Em caráter provisório, o Tribunal de Justiça de São Paulo (TJ-SP) suspendeu a concessão de novos alvarás para demolições, cortes de árvores e construção de prédios em locais cujo zoneamento foi alterado em julho de 2024. A decisão atendeu a um pedido liminar da Procuradoria-Geral de Justiça do Estado, que, entre outros motivos, alega não terem sido respeitadas todas as etapas previstas no processo de revisão, além do fato de a população não ter tido a oportunidade de participar de forma efetiva das discussões que deram origem às mudanças.
Ao tomar conhecimento da suspensão, a Câmara Municipal de São Paulo anunciou que irá recorrer da medida. A Procuradoria-Geral do Município, por sua vez, disse que pretende aguardar a notificação para ingressar com "eventual recurso".
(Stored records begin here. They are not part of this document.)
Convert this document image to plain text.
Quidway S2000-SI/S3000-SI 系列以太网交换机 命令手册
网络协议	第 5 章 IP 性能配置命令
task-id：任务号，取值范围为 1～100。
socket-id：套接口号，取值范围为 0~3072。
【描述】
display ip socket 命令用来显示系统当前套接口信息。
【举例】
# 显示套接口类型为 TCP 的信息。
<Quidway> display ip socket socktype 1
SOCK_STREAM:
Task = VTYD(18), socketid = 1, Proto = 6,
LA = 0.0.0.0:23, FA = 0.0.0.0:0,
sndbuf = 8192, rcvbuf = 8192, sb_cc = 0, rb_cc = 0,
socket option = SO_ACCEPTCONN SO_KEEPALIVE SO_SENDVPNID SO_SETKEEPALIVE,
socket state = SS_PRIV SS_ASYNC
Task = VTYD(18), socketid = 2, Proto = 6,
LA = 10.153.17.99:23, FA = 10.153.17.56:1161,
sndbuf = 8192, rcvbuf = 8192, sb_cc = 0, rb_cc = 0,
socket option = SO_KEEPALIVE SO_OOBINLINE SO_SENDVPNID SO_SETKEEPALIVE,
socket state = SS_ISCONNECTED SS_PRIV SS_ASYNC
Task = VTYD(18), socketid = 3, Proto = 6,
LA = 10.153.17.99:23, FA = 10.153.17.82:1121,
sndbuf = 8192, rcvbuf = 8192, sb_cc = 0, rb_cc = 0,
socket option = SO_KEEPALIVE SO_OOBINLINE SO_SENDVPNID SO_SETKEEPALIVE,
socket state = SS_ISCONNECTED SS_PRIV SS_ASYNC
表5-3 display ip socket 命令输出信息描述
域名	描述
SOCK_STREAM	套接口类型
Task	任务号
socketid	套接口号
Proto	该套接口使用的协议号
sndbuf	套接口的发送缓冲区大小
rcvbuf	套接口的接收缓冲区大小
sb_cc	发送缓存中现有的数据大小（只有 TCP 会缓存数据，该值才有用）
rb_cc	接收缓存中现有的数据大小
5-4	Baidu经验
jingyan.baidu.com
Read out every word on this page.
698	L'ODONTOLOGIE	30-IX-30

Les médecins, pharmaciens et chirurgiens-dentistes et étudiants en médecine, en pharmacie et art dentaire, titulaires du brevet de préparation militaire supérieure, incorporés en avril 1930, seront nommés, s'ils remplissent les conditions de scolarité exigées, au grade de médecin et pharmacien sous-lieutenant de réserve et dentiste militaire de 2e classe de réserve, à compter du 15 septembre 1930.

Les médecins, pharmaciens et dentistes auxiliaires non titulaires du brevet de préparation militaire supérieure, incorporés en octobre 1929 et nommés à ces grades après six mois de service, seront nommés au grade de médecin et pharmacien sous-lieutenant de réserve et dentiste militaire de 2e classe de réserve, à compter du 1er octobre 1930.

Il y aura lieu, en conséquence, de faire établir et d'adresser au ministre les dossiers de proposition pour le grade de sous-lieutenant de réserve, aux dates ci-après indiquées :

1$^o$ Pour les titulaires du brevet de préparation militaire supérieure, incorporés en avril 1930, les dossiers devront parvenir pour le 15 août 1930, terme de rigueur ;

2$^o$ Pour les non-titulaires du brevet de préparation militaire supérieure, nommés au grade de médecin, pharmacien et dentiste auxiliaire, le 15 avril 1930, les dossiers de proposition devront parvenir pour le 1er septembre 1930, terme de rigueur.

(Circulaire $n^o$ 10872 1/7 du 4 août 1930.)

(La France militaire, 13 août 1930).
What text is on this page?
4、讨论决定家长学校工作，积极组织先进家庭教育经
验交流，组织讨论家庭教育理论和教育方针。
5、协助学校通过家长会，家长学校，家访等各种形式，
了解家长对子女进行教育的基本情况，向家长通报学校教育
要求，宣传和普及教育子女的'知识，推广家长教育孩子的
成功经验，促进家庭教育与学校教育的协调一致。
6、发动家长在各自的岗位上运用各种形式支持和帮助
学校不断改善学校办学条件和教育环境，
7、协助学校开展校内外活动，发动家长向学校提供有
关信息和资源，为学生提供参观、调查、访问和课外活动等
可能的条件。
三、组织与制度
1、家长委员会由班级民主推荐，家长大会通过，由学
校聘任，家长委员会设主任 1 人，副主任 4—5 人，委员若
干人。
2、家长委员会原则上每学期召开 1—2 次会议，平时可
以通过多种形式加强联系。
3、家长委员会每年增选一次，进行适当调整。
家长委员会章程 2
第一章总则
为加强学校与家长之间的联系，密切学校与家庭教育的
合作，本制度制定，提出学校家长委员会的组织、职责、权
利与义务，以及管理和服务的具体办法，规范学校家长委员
Em seu despacho, o desembargador Luis Fernando Nishi, relator do caso, observa que diversas alterações foram feitas por meio de substitutivos apresentados por vereadores antes da votação na Câmara Municipal, que afetaram diversas regiões da cidade, sem considerar o fato de que qualquer revisão no ordenamento pressuporia participação popular.
Ainda de acordo com o relator, a inclusão de temas complexos no regramento exigiria aprofundada análise técnica, para que fossem avaliados os impactos sociais, ambientais e viários sobre os bairros atingidos.
De modo geral, as revisões mais recentes das regras urbanísticas ampliaram as possibilidades de construção de edifícios, sobretudo nas proximidades de corredores de ônibus e estações de trem e metrô, regiões em que as áreas construídas podem ser mais amplas em relação aos terrenos e onde não há limite determinado para altura. Tal afrouxamento provocou uma corrida do mercado imobiliário a distritos valorizados da capital e levou moradores a se manifestarem contrariamente à demolição de casas e à construção de grandes edifícios nas últimas semanas.